Appendix A. Statements that support no threshold level for health effects of lead
“ATSDR has not derived MRLs (minimum risk level) for lead. The EPA has not developed a reference concentration (Rfc) for lead. EPA has also decided that it would be inappropriate to develop a reference dose (RfD) for inorganic lead (and lead compounds) because some of the health effects associated with exposure to lead occur at blood levels as low as to be essential without a threshold (IRIS, 2004)” (ATSDR Toxicology Profile for Lead—http://www.atsdr.cdc.gov/toxprofiles/tp13.html).
“Because no threshold for adverse health effects in young children has been demonstrated (Schwartz, 1994), public health interventions should focus on eliminating all lead exposures in children (Rogan and Ware, 2003). Lead concentrations in drinking water should be below the EPA action level of 15 ppb” (MMWR, 2004) (http://www.cdc.gov/mmwr/preview/mmwrhtml/mm53d330a1.htm).

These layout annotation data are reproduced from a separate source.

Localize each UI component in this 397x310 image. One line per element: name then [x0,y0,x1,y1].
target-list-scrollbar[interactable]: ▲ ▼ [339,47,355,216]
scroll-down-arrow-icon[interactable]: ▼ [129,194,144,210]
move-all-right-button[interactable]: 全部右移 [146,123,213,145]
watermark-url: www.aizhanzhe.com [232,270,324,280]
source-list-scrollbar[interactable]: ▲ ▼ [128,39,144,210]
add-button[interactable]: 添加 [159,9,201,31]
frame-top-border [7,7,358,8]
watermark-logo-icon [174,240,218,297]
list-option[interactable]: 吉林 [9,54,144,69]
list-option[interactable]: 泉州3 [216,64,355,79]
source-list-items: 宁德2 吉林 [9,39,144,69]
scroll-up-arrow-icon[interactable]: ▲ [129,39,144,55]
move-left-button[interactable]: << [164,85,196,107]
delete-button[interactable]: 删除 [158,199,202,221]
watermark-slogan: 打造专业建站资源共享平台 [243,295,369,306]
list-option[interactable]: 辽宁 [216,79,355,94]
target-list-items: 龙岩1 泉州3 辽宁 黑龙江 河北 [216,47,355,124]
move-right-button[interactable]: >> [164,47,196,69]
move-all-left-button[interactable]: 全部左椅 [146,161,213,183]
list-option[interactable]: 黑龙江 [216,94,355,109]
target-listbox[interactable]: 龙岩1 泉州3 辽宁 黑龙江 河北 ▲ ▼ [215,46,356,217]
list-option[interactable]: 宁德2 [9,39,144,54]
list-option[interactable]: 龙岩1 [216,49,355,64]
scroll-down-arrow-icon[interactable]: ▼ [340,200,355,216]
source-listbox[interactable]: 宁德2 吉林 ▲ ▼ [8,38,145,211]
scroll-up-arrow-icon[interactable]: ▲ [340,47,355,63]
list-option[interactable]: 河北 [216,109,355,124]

“Recent studies suggest that adverse health effects exist in children at blood lead levels less than 10 μg/dL. In the past the Centers for Disease Control and Prevention (CDC) has lowered the level considered elevated in response to similar reports. However, at this time the reasons not to lower the level of concern are as follows (see above for rational)” http://www.cdc.gov/nceh/lead/spotLights/changeBLL.htm.
“Lead poisoning is entirely preventable. However, nearly half a million children living in the United States have lead levels in their blood that are high enough to cause irreversible damage to their health” http://www.cdc.gov/nceh/lead/factsheets/leadfcts.htm.
“Even low levels of lead are harmful and are associated with decreased intelligence, impaired neurobehavioral development, decreased stature and growth, and impaired hearing acuity” http://www.cdc.gov/nceh/lead/factsheets/leadfcts.htm.
“Because there is no apparent threshold below which adverse effects of lead do not occur, “EBLL” must be defined arbitrarily” http://www.cdc.gov/nceh/lead/CaseManagement/caseManage_chap1.htm.
“The WG identified and considered several issues that bear on drawing causal inference from the observed associations among children with blood led levels <10 μg/dL. After considering these issues, the work group concluded that, while available evidence does not permit a definitive causal interpretation of the observed associations between higher BLLs in the range <10 μg/dL and adverse health indicators, the weight of available evidence favors, and does not refute, the interpretation that these associations are, at least in part causal. However, the WG also concluded that the possibility of residual confounding and other factors leaves considerable uncertainty as to the absolute size of the effect and shape of the dose response relationship at blood lead levels <10 μg/dL”. A review of evidence of health effects of blood lead level <10 μg in children. Draft February 2004…Reported by Advisory Committee on Childhood Lead Poisoning Prevention to the CDC. http://www.cdc.gov/nceh/lead/ACCLPP/meeting-Minutes/lessThan10MtgMAR04.pdf
Footnotes
[star]Presented at 22nd International Neurotoxicology Conference (NTX XXII), 11–14 September 2005, Research Triangle Park, NC, USA.